Fortuna Düsseldorf: Behörden untersagen Test gegen St. Pauli

Tagelang war das geplante Testspiel gegen den FC St. Pauli das Hauptgesprächsthema unter den rund 200 Düsseldorfer Fans in Maria Alm. Doch die Gemeinde Saalfelden, auf deren Gelände die Hamburger ihr Vorbereitungscamp aufgeschlagen haben, machte einen Strich durch die Rechnung.
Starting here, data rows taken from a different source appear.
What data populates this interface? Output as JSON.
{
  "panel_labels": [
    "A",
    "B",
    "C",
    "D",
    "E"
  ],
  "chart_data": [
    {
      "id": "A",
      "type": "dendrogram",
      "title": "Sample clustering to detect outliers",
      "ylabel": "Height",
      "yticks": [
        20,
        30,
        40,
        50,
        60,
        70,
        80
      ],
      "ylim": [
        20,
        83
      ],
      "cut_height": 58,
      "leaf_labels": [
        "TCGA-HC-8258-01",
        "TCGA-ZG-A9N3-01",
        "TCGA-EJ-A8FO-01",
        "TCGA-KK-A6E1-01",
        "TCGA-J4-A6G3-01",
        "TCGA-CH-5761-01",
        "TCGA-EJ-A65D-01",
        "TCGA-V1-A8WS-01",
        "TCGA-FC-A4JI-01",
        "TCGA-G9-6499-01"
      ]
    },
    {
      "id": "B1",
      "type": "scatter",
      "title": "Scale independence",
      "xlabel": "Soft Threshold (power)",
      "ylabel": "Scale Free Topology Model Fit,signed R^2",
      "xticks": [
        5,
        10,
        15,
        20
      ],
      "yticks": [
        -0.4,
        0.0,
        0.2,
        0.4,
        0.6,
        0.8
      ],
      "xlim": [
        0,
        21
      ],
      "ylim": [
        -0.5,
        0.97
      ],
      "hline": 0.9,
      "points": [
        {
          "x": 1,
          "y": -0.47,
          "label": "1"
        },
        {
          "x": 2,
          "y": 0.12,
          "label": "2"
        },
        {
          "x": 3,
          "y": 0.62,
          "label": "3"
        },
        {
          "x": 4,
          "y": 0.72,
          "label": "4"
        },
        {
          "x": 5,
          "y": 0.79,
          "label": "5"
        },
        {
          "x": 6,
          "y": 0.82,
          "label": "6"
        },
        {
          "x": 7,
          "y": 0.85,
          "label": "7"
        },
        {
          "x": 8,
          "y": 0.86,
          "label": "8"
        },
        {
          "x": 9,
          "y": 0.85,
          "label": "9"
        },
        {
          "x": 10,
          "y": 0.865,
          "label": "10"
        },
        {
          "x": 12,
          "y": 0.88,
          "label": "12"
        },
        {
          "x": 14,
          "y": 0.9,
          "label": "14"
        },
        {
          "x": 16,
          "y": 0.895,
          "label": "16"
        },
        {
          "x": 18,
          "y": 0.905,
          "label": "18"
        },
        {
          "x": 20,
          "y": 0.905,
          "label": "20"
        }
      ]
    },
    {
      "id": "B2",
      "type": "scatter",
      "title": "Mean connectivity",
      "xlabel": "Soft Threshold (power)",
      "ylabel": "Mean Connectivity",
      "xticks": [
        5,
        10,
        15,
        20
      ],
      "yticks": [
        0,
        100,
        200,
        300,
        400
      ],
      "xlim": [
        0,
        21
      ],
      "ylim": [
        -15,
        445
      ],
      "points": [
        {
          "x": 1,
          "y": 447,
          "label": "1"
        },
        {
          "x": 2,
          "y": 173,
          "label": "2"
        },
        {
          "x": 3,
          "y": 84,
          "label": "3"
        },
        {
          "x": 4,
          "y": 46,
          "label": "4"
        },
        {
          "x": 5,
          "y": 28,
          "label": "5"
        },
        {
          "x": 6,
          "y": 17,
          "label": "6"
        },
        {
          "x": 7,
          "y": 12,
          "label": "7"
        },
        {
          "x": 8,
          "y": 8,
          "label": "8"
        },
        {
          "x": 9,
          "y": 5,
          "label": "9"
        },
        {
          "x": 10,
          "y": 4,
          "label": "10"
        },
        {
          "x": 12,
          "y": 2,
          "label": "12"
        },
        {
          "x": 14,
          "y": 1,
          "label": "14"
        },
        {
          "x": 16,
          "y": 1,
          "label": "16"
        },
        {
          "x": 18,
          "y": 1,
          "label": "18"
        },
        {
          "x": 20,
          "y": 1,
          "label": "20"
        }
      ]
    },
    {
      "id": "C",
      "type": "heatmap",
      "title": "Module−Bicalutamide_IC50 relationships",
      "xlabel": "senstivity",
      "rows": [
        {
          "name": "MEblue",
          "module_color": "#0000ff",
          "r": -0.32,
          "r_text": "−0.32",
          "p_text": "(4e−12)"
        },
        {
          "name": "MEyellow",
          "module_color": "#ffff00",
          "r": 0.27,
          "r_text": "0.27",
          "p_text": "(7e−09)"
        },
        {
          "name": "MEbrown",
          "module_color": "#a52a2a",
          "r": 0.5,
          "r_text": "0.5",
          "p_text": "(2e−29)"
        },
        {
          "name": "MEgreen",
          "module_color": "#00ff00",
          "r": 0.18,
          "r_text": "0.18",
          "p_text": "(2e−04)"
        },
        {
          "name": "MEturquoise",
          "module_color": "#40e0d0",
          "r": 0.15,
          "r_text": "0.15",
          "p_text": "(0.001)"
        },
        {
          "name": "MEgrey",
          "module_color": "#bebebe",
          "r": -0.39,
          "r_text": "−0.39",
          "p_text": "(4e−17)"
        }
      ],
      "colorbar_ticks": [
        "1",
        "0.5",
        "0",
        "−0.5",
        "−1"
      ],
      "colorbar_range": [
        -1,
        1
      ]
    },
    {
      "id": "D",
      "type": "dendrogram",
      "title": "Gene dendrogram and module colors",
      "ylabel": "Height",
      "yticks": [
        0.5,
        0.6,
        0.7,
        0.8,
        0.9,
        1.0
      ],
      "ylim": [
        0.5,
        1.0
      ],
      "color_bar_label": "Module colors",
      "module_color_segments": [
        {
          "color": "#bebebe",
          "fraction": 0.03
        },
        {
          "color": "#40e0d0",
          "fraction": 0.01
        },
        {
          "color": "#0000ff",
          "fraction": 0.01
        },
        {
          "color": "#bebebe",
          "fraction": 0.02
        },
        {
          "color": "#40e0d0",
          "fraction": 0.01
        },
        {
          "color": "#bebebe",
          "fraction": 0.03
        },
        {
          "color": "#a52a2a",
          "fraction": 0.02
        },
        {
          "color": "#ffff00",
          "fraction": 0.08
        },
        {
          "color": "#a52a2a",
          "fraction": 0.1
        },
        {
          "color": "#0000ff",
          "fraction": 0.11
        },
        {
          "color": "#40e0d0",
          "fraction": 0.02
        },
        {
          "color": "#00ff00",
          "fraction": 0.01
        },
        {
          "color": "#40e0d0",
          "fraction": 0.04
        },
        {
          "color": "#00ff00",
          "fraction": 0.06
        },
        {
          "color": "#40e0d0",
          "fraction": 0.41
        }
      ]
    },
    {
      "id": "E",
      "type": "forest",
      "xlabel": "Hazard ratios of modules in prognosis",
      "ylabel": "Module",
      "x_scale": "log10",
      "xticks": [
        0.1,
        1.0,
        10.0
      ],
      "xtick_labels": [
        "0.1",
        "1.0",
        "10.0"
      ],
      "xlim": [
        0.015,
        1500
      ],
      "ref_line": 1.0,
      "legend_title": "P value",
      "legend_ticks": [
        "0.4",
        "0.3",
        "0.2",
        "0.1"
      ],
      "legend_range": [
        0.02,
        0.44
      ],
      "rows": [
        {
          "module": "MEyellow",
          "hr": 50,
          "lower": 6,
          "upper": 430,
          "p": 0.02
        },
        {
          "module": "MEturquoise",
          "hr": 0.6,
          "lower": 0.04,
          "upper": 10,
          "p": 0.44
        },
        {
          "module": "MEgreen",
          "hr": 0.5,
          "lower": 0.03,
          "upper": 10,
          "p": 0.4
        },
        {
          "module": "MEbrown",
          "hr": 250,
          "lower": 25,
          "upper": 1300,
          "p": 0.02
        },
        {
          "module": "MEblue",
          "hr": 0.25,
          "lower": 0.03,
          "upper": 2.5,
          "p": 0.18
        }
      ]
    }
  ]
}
Sie und die örtliche Polizei untersagten wegen Sicherheitsbedenken die Austragung der Partie. Beide Vereine wiesen zwar darauf hin, dass die Fangruppen keinerlei Probleme miteinander hätten und ohnehin nur eine Handvoll Hamburger Fans vor Ort sei, doch all das konnte die Behörden nicht beschwichtigen. Da auch die Verlegung an einen anderen Ort nicht gelang, kam der reizvolle Vergleich nicht zustande.

Die Fortuna indes war allerdings auch ein wenig enttäuscht von den Norddeutschen. St. Pauli hatte das Testspiel angeregt, nach Meinung der Düsseldorfer unternahmen die Hamburger dann aber nicht genug, damit die Partie auf einem anderen Platz ausgetragen werden kann.

  • "Man muss sich auch wehren"

Fortunas Vorstandsvorsitzender Robert Schäfer kann die Absage derweil nicht verstehen. "Es ist sehr ärgerlich. Die offiziellen Behörden haben aus irgendeinem Grund das Spiel als Gefahr eingestuft. Es wäre kein offizielles Spiel gewesen, aber sie sind trotzdem auf diesen Trichter gekommen, dass es eines wäre. Doch es gibt überhaupt keine Gefahr. Es gibt keine Fanfeindschaften zwischen Pauli und uns. Aber das war denen leider egal", wird Schäfer vom "Express" zitiert. Schäfer weiter: "Ich finde das Verhalten der Behörden ziemlich albern."